I am aware of my journey over the last 12 months, and how dramatic that has been.
From someone barely functioning, to someone so deeply aware of the importance to have God and Jesus, at the forefront of my thoughts throughout the day and I do.
My faith, occupies a large proportion of my thoughts now, which has to be the ultimate in mindfulness for a Christian!
I am glad to look back over my blogs and see the transformation, which I am only too aware being God’s healing and the work within me, within my heart, increasing my knowledge, wisdom and sometimes, it’s almost surreal to see how much has happened in 12 months.
God’s awesome grace, love and healing, this is such a testimony of.
I can see the blogs moving away for the complex trauma and PTSD, which I still have, but are not my focus, my focus being that of spiritual and faith related necessary focus.
I know my doctor and counsellor speak of how every time they see me, my faith has increased and it truly is a huge focus in my life.
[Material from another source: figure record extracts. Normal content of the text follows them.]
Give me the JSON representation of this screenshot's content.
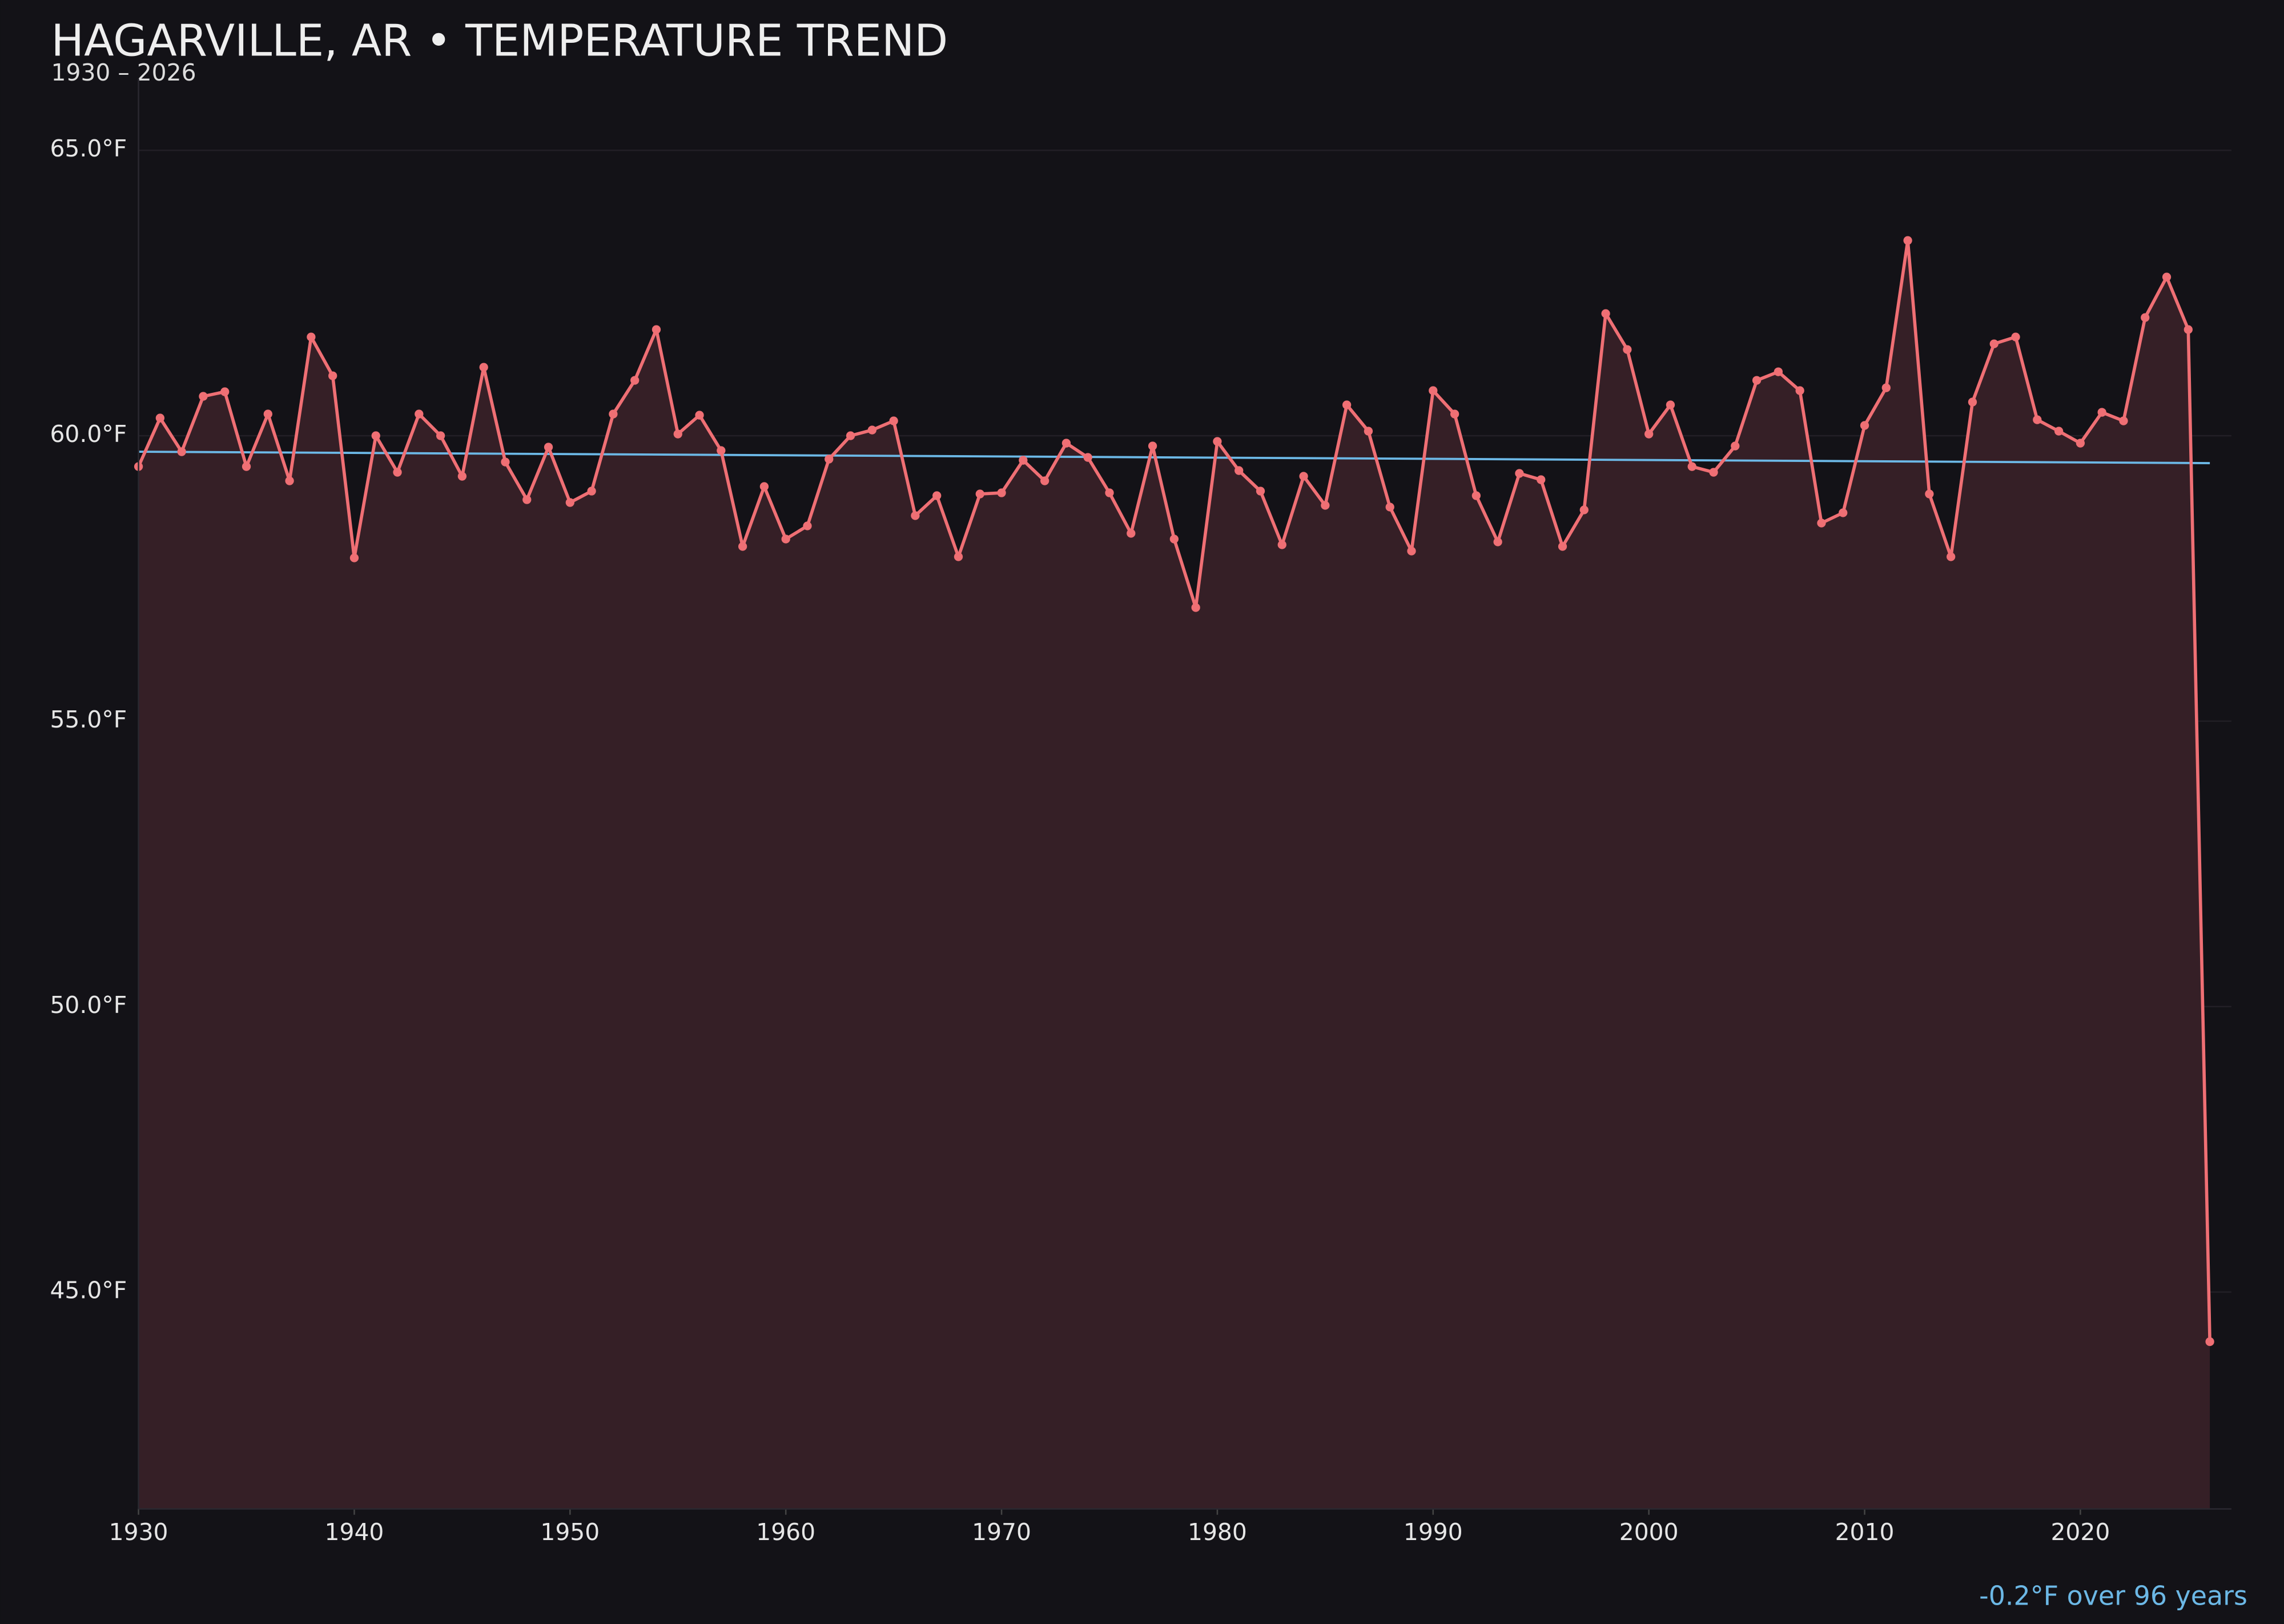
{
  "chart_data": {
    "type": "line",
    "title": "HAGARVILLE, AR • TEMPERATURE TREND",
    "subtitle": "1930 – 2026",
    "annotation": "-0.2°F over 96 years",
    "x": [
      1930,
      1931,
      1932,
      1933,
      1934,
      1935,
      1936,
      1937,
      1938,
      1939,
      1940,
      1941,
      1942,
      1943,
      1944,
      1945,
      1946,
      1947,
      1948,
      1949,
      1950,
      1951,
      1952,
      1953,
      1954,
      1955,
      1956,
      1957,
      1958,
      1959,
      1960,
      1961,
      1962,
      1963,
      1964,
      1965,
      1966,
      1967,
      1968,
      1969,
      1970,
      1971,
      1972,
      1973,
      1974,
      1975,
      1976,
      1977,
      1978,
      1979,
      1980,
      1981,
      1982,
      1983,
      1984,
      1985,
      1986,
      1987,
      1988,
      1989,
      1990,
      1991,
      1992,
      1993,
      1994,
      1995,
      1996,
      1997,
      1998,
      1999,
      2000,
      2001,
      2002,
      2003,
      2004,
      2005,
      2006,
      2007,
      2008,
      2009,
      2010,
      2011,
      2012,
      2013,
      2014,
      2015,
      2016,
      2017,
      2018,
      2019,
      2020,
      2021,
      2022,
      2023,
      2024,
      2025,
      2026
    ],
    "series": [
      {
        "name": "Temperature",
        "color": "#ef6f74",
        "values": [
          59.46,
          60.31,
          59.72,
          60.69,
          60.77,
          59.46,
          60.38,
          59.21,
          61.73,
          61.05,
          57.86,
          60.0,
          59.36,
          60.38,
          60.0,
          59.29,
          61.2,
          59.54,
          58.88,
          59.8,
          58.83,
          59.03,
          60.38,
          60.97,
          61.86,
          60.03,
          60.36,
          59.74,
          58.06,
          59.11,
          58.19,
          58.42,
          59.59,
          60.0,
          60.1,
          60.26,
          58.6,
          58.95,
          57.88,
          58.98,
          59.0,
          59.57,
          59.21,
          59.87,
          59.62,
          59.0,
          58.29,
          59.82,
          58.19,
          56.99,
          59.9,
          59.39,
          59.03,
          58.09,
          59.29,
          58.78,
          60.54,
          60.08,
          58.75,
          57.98,
          60.79,
          60.38,
          58.95,
          58.14,
          59.34,
          59.23,
          58.06,
          58.7,
          62.14,
          61.51,
          60.03,
          60.54,
          59.46,
          59.36,
          59.82,
          60.97,
          61.12,
          60.79,
          58.47,
          58.65,
          60.18,
          60.84,
          63.42,
          58.98,
          57.88,
          60.59,
          61.61,
          61.73,
          60.28,
          60.08,
          59.87,
          60.41,
          60.26,
          62.07,
          62.78,
          61.86,
          44.13
        ]
      }
    ],
    "trend": {
      "color": "#6cb8e6",
      "x": [
        1930,
        2026
      ],
      "values": [
        59.72,
        59.52
      ]
    },
    "area_fill": "#351f26",
    "xlim": [
      1930,
      2027
    ],
    "ylim": [
      41.2,
      66.0
    ],
    "xticks": [
      1930,
      1940,
      1950,
      1960,
      1970,
      1980,
      1990,
      2000,
      2010,
      2020
    ],
    "yticks": [
      {
        "value": 45,
        "label": "45.0°F"
      },
      {
        "value": 50,
        "label": "50.0°F"
      },
      {
        "value": 55,
        "label": "55.0°F"
      },
      {
        "value": 60,
        "label": "60.0°F"
      },
      {
        "value": 65,
        "label": "65.0°F"
      }
    ],
    "grid": true
  }
}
I feel like sponge, just soaking up all the knowledge, lessons, wisdom and understanding around me and it gives me such hope and joy to know Jesus, to know his love, His presence and to feel this transformation in me that I could never say is of my doing.
It feels like the ultimate huge lesson in humility and awe of God’s grace and power, to experience what I am.
Only God, could take a mess and turn it into a message and a testimony to Him.
Only God, could take a sinful wretch and transform someone so quickly.
Only God, could be responsible for this and of that I have absolute clarity.
God has a habit of taking the least likely people, and transforming them into what He requires, using their strengths and weaknesses along the way. The Bible, is full of examples of this.
My blog is a huge testimony, to God and my obedience and deep desire and willingness, to be all He wants me to be and do.
And I am only too aware, this was His plan for me, before I was even born.